Wherein My Fat Dog Will Make Me Rich
Wednesday, October 7th, 2009I finally came up with my big moneymaker, and it’s one of those 2 birds, 1 stone type deals (only with less poo). Here, let me try out my pitch on you:
Move over, Celebrity Fit Club!
America’s Biggest Loser, you’re toast*!
Make room for the latest diet-show sensation, starring hefty pooches from across the land.
I’m calling it FAT BITCH.**
The breakout star will be an outscale toy dog from the heartland, who weighs in at more than SIX. TEEN. POUNDS. [pause for gasps]

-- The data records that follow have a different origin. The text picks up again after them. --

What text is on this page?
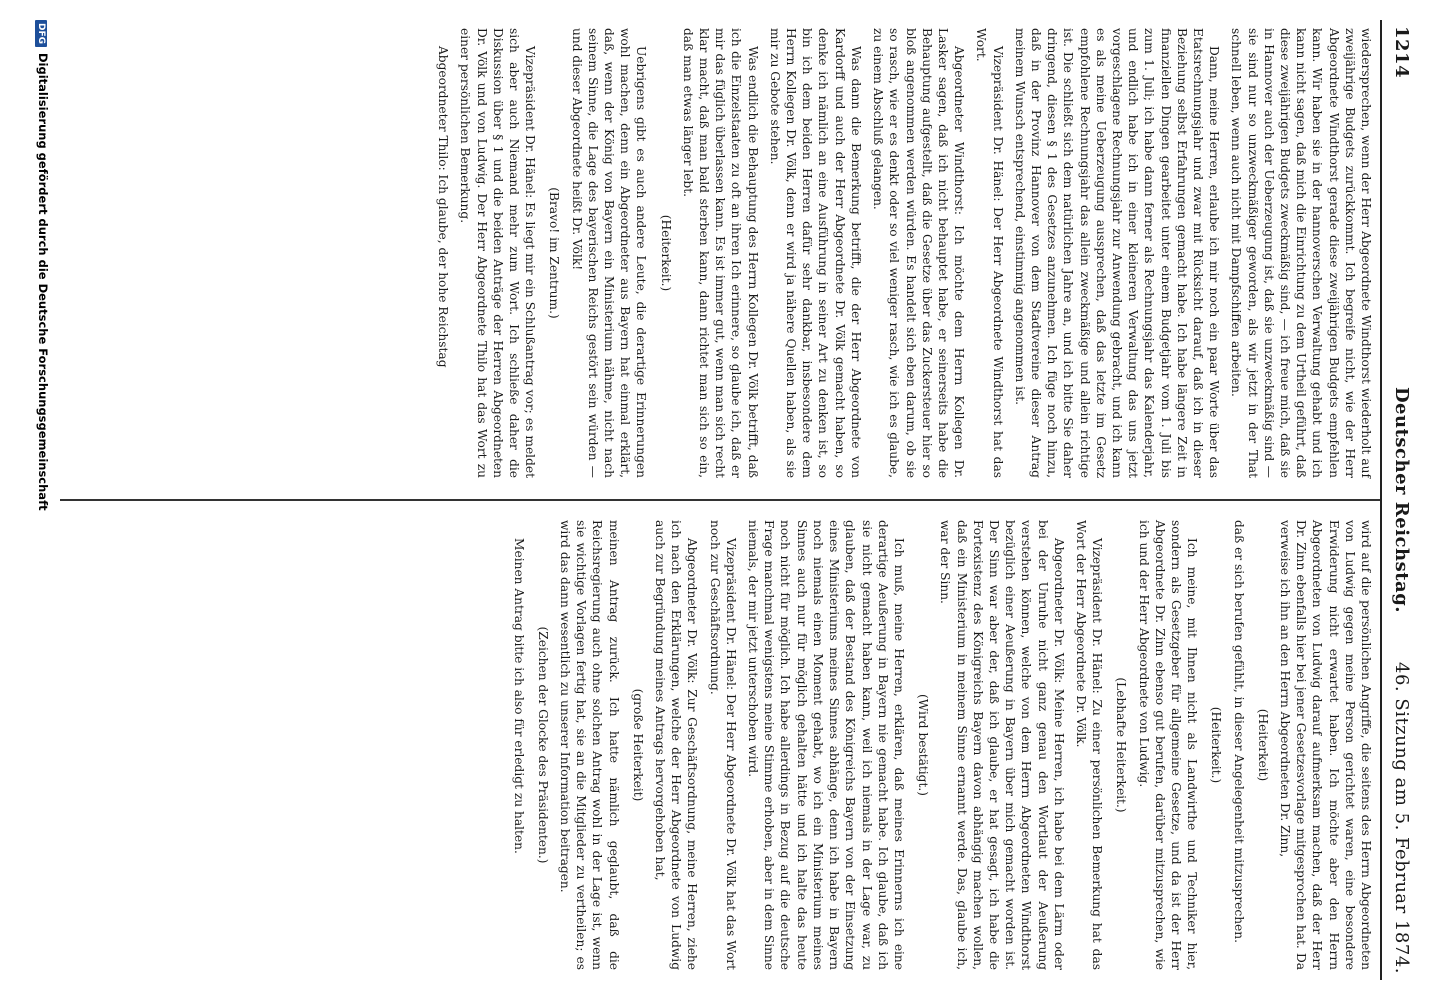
1214
Deutscher Reichstag.
46. Sitzung am 5. Februar 1874.

wiedersprechen, wenn der Herr Abgeordnete Windthorst wiederholt auf zweijährige Budgets zurückkommt. Ich begreife nicht, wie der Herr Abgeordnete Windthorst gerade diese zweijährigen Budgets empfehlen kann. Wir haben sie in der hannoverschen Verwaltung gehabt und ich kann nicht sagen, daß mich die Einrichtung zu dem Urtheil geführt, daß diese zweijährigen Budgets zweckmäßig sind, — ich freue mich, daß sie in Hannover auch der Ueberzeugung ist, daß sie unzweckmäßig sind — sie sind nur so unzweckmäßiger geworden, als wir jetzt in der That schnell leben, wenn auch nicht mit Dampfschiffen arbeiten.

Dann, meine Herren, erlaube ich mir noch ein paar Worte über das Etatsrechnungsjahr und zwar mit Rücksicht darauf, daß ich in dieser Beziehung selbst Erfahrungen gemacht habe. Ich habe längere Zeit in finanziellen Dingen gearbeitet unter einem Budgetjahr vom 1. Juli bis zum 1. Juli; ich habe dann ferner als Rechnungsjahr das Kalenderjahr, und endlich habe ich in einer kleineren Verwaltung das uns jetzt vorgeschlagene Rechnungsjahr zur Anwendung gebracht, und ich kann es als meine Ueberzeugung aussprechen, daß das letzte im Gesetz empfohlene Rechnungsjahr das allein zweckmäßige und allein richtige ist. Die schließt sich dem natürlichen Jahre an, und ich bitte Sie daher dringend, diesen § 1 des Gesetzes anzunehmen. Ich füge noch hinzu, daß in der Provinz Hannover von dem Stadtvereine dieser Antrag meinem Wunsch entsprechend, einstimmig angenommen ist.

Vizepräsident Dr. Hänel: Der Herr Abgeordnete Windthorst hat das Wort.

Abgeordneter Windthorst: Ich möchte dem Herrn Kollegen Dr. Lasker sagen, daß ich nicht behauptet habe, er seinerseits habe die Behauptung aufgestellt, daß die Gesetze über das Zuckersteuer hier so bloß angenommen werden würden. Es handelt sich eben darum, ob sie so rasch, wie er es denkt oder so viel weniger rasch, wie ich es glaube, zu einem Abschluß gelangen.

Was dann die Bemerkung betrifft, die der Herr Abgeordnete von Kardorff und auch der Herr Abgeordnete Dr. Völk gemacht haben, so denke ich nämlich an eine Ausführung in seiner Art zu denken ist, so bin ich dem beiden Herren dafür sehr dankbar, insbesondere dem Herrn Kollegen Dr. Völk, denn er wird ja nähere Quellen haben, als sie mir zu Gebote stehen.

Was endlich die Behauptung des Herrn Kollegen Dr. Völk betrifft, daß ich die Einzelstaaten zu oft an ihren Ich erinnere, so glaube ich, daß er mir das füglich überlassen kann. Es ist immer gut, wenn man sich recht klar macht, daß man bald sterben kann, dann richtet man sich so ein, daß man etwas länger lebt.

(Heiterkeit.)

Uebrigens gibt es auch andere Leute, die derartige Erinnerungen wohl machen, denn ein Abgeordneter aus Bayern hat einmal erklärt, daß, wenn der König von Bayern ein Ministerium nähme, nicht nach seinem Sinne, die Lage des bayerischen Reichs gestört sein würden — und dieser Abgeordnete heißt Dr. Völk!

(Bravo! im Zentrum.)

Vizepräsident Dr. Hänel: Es liegt mir ein Schlußantrag vor; es meldet sich aber auch Niemand mehr zum Wort. Ich schließe daher die Diskussion über § 1 und die beiden Anträge der Herren Abgeordneten Dr. Völk und von Ludwig. Der Herr Abgeordnete Thilo hat das Wort zu einer persönlichen Bemerkung.

Abgeordneter Thilo: Ich glaube, der hohe Reichstag

wird auf die persönlichen Angriffe, die seitens des Herrn Abgeordneten von Ludwig gegen meine Person gerichtet waren, eine besondere Erwiderung nicht erwartet haben. Ich möchte aber den Herrn Abgeordneten von Ludwig darauf aufmerksam machen, daß der Herr Dr. Zinn ebenfalls hier bei jener Gesetzesvorlage mitgesprochen hat. Da verweise ich ihn an den Herrn Abgeordneten Dr. Zinn,

(Heiterkeit)

daß er sich berufen gefühlt, in dieser Angelegenheit mitzusprechen.

(Heiterkeit.)

Ich meine, mit Ihnen nicht als Landwirthe und Techniker hier, sondern als Gesetzgeber für allgemeine Gesetze, und da ist der Herr Abgeordnete Dr. Zinn ebenso gut berufen, darüber mitzusprechen, wie ich und der Herr Abgeordnete von Ludwig.

(Lebhafte Heiterkeit.)

Vizepräsident Dr. Hänel: Zu einer persönlichen Bemerkung hat das Wort der Herr Abgeordnete Dr. Völk.

Abgeordneter Dr. Völk: Meine Herren, ich habe bei dem Lärm oder bei der Unruhe nicht ganz genau den Wortlaut der Aeußerung verstehen können, welche von dem Herrn Abgeordneten Windthorst bezüglich einer Aeußerung in Bayern über mich gemacht worden ist. Der Sinn war aber der, daß ich glaube, er hat gesagt, ich habe die Fortexistenz des Königreichs Bayern davon abhängig machen wollen, daß ein Ministerium in meinem Sinne ernannt werde. Das, glaube ich, war der Sinn.

(Wird bestätigt.)

Ich muß, meine Herren, erklären, daß meines Erinnerns ich eine derartige Aeußerung in Bayern nie gemacht habe. Ich glaube, daß ich sie nicht gemacht haben kann, weil ich niemals in der Lage war, zu glauben, daß der Bestand des Königreichs Bayern von der Einsetzung eines Ministeriums meines Sinnes abhänge, denn ich habe in Bayern noch niemals einen Moment gehabt, wo ich ein Ministerium meines Sinnes auch nur für möglich gehalten hätte und ich halte das heute noch nicht für möglich. Ich habe allerdings in Bezug auf die deutsche Frage manchmal wenigstens meine Stimme erhoben, aber in dem Sinne niemals, der mir jetzt unterschoben wird.

Vizepräsident Dr. Hänel: Der Herr Abgeordnete Dr. Völk hat das Wort noch zur Geschäftsordnung.

Abgeordneter Dr. Völk: Zur Geschäftsordnung, meine Herren, ziehe ich nach den Erklärungen, welche der Herr Abgeordnete von Ludwig auch zur Begründung meines Antrags hervorgehoben hat,

(große Heiterkeit)

meinen Antrag zurück. Ich hatte nämlich geglaubt, daß die Reichsregierung auch ohne solchen Antrag wohl in der Lage ist, wenn sie wichtige Vorlagen fertig hat, sie an die Mitglieder zu vertheilen; es wird das dann wesentlich zu unserer Information beitragen.

(Zeichen der Glocke des Präsidenten.)

Meinen Antrag bitte ich also für erledigt zu halten.

DFGDigitalisierung gefördert durch die Deutsche Forschungsgemeinschaft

He’s a real lap-load, a total back-breaker, and a cuddly crowd-pleaser…Meet Archie, the chihuahua who swallowed Omaha!
I really think this could be it, people. The pounds will roll off as the dollars roll in. Although I’m beginning to suspect Archie’s fat ass is glandular,*** since he gets the same amount of food as Stella (a svelte 7-pounder) and still manages to convert it all straight to jelly.

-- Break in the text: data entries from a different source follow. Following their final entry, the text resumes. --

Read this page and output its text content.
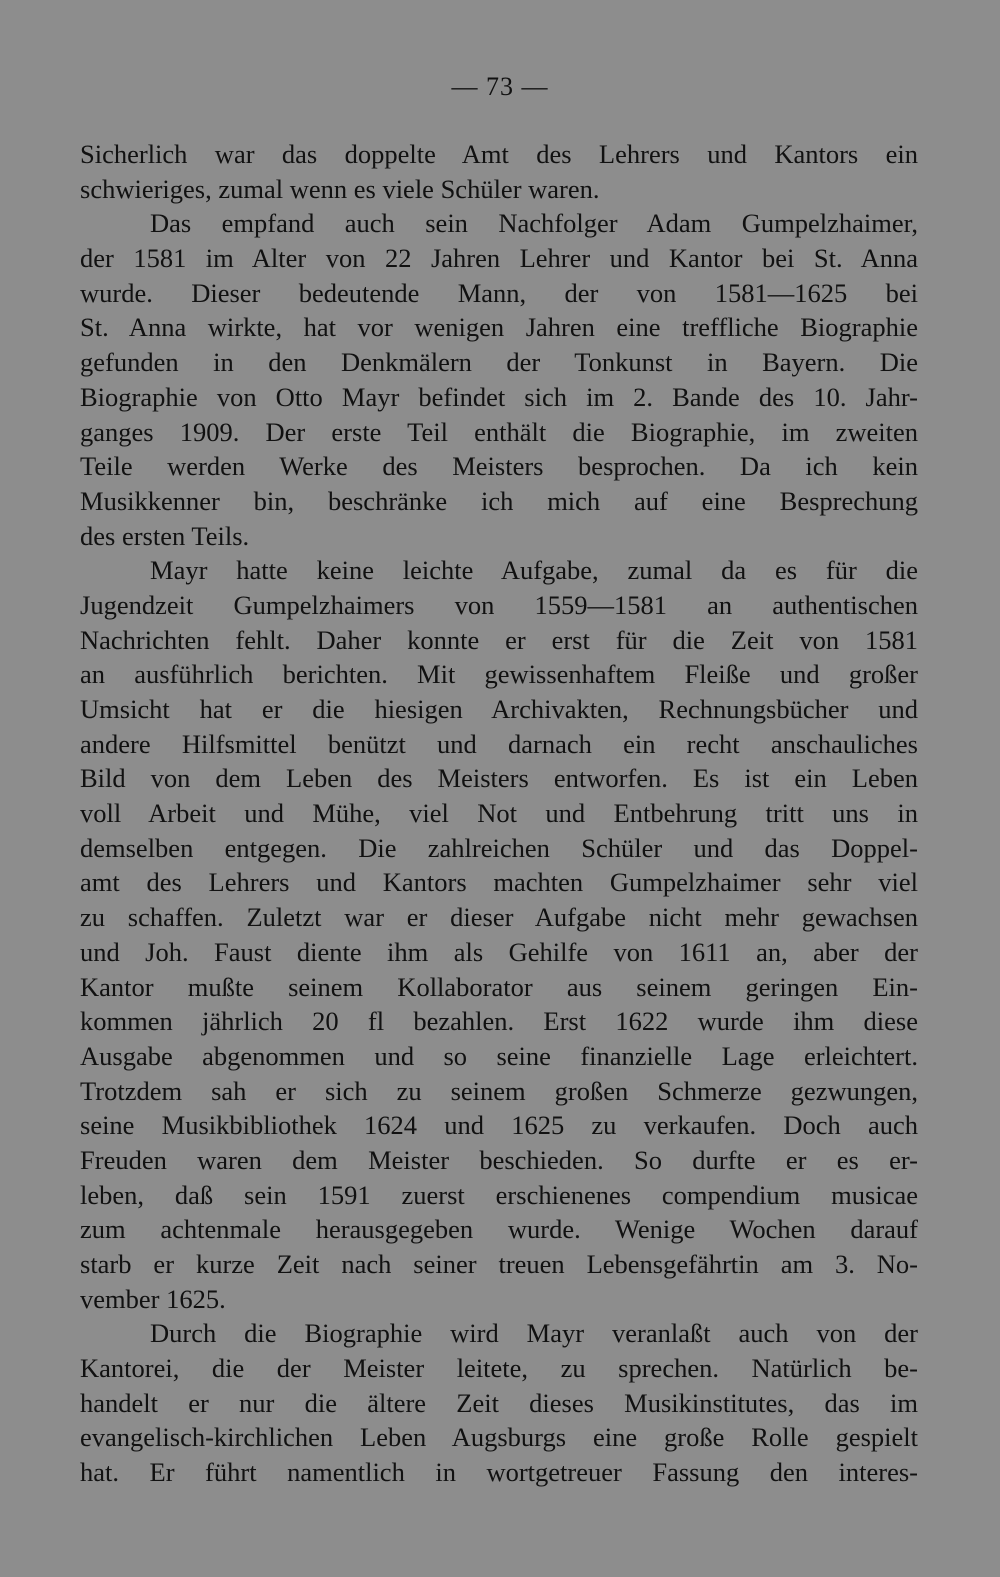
— 73 —
Sicherlich war das doppelte Amt des Lehrers und Kantors ein
schwieriges, zumal wenn es viele Schüler waren.
Das empfand auch sein Nachfolger Adam Gumpelzhaimer,
der 1581 im Alter von 22 Jahren Lehrer und Kantor bei St. Anna
wurde. Dieser bedeutende Mann, der von 1581—1625 bei
St. Anna wirkte, hat vor wenigen Jahren eine treffliche Biographie
gefunden in den Denkmälern der Tonkunst in Bayern. Die
Biographie von Otto Mayr befindet sich im 2. Bande des 10. Jahr-
ganges 1909. Der erste Teil enthält die Biographie, im zweiten
Teile werden Werke des Meisters besprochen. Da ich kein
Musikkenner bin, beschränke ich mich auf eine Besprechung
des ersten Teils.
Mayr hatte keine leichte Aufgabe, zumal da es für die
Jugendzeit Gumpelzhaimers von 1559—1581 an authentischen
Nachrichten fehlt. Daher konnte er erst für die Zeit von 1581
an ausführlich berichten. Mit gewissenhaftem Fleiße und großer
Umsicht hat er die hiesigen Archivakten, Rechnungsbücher und
andere Hilfsmittel benützt und darnach ein recht anschauliches
Bild von dem Leben des Meisters entworfen. Es ist ein Leben
voll Arbeit und Mühe, viel Not und Entbehrung tritt uns in
demselben entgegen. Die zahlreichen Schüler und das Doppel-
amt des Lehrers und Kantors machten Gumpelzhaimer sehr viel
zu schaffen. Zuletzt war er dieser Aufgabe nicht mehr gewachsen
und Joh. Faust diente ihm als Gehilfe von 1611 an, aber der
Kantor mußte seinem Kollaborator aus seinem geringen Ein-
kommen jährlich 20 fl bezahlen. Erst 1622 wurde ihm diese
Ausgabe abgenommen und so seine finanzielle Lage erleichtert.
Trotzdem sah er sich zu seinem großen Schmerze gezwungen,
seine Musikbibliothek 1624 und 1625 zu verkaufen. Doch auch
Freuden waren dem Meister beschieden. So durfte er es er-
leben, daß sein 1591 zuerst erschienenes compendium musicae
zum achtenmale herausgegeben wurde. Wenige Wochen darauf
starb er kurze Zeit nach seiner treuen Lebensgefährtin am 3. No-
vember 1625.
Durch die Biographie wird Mayr veranlaßt auch von der
Kantorei, die der Meister leitete, zu sprechen. Natürlich be-
handelt er nur die ältere Zeit dieses Musikinstitutes, das im
evangelisch-kirchlichen Leben Augsburgs eine große Rolle gespielt
hat. Er führt namentlich in wortgetreuer Fassung den interes-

Witness the tit, his squishy chesticular protrusion:

(Archie’s got a moob, y’all!)
And don’t miss the belly:

Let’s take a closer look:

Lo, Archie is a real Fat Bastard. And soon, he’ll be a star!

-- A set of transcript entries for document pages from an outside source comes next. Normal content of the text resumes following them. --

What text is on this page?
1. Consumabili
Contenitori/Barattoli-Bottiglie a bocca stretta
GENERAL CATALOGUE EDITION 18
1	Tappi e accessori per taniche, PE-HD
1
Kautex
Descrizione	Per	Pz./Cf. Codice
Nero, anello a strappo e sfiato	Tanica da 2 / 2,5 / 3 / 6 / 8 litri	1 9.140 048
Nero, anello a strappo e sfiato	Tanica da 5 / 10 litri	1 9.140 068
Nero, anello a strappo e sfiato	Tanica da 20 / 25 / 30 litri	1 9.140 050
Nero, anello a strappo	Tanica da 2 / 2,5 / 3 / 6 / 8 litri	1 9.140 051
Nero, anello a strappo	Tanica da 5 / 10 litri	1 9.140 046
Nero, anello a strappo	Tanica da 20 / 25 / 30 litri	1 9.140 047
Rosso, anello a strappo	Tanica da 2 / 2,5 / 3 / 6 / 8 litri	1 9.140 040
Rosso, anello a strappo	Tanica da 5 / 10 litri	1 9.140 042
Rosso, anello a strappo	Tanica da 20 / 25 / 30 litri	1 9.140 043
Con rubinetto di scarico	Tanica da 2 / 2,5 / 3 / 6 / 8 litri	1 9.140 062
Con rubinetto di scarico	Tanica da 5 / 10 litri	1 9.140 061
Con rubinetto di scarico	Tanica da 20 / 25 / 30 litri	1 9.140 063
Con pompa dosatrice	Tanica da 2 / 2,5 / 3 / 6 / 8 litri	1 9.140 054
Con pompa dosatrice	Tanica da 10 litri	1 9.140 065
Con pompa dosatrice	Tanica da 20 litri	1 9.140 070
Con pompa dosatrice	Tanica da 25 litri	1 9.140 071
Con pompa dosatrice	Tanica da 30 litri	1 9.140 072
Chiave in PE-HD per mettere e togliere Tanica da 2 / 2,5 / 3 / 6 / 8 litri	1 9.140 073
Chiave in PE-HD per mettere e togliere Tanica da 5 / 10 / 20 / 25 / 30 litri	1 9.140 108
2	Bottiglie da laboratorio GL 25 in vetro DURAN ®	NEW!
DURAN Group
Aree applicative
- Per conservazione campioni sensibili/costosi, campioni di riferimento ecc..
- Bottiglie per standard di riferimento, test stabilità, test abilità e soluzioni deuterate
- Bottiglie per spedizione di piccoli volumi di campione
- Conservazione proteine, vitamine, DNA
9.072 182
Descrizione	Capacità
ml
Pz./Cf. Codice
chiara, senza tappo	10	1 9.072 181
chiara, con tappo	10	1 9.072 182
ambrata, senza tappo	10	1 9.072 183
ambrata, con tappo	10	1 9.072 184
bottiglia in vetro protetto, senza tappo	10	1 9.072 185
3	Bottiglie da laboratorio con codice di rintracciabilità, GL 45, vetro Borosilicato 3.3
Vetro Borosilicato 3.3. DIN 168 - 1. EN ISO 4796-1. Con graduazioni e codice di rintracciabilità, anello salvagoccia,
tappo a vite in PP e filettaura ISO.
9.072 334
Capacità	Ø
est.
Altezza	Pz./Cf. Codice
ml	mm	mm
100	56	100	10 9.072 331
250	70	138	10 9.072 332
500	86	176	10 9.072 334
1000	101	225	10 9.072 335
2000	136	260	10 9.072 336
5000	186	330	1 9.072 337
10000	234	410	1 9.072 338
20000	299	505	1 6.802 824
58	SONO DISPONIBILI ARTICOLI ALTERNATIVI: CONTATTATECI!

So check your local listings for FAT BITCH, coming soon to a cable station near you!
*Not that said losers are allowed to eat carbs.
**Either that, or “The Pound Lounge for Hounds.” Both need work, I know, but you get the idea. What would you call the show? Share your suggestions in comments.
***If his weight problems are glandular, that must mean my money problems are fundular. As in, “Don’t blame me! It’s fundular!”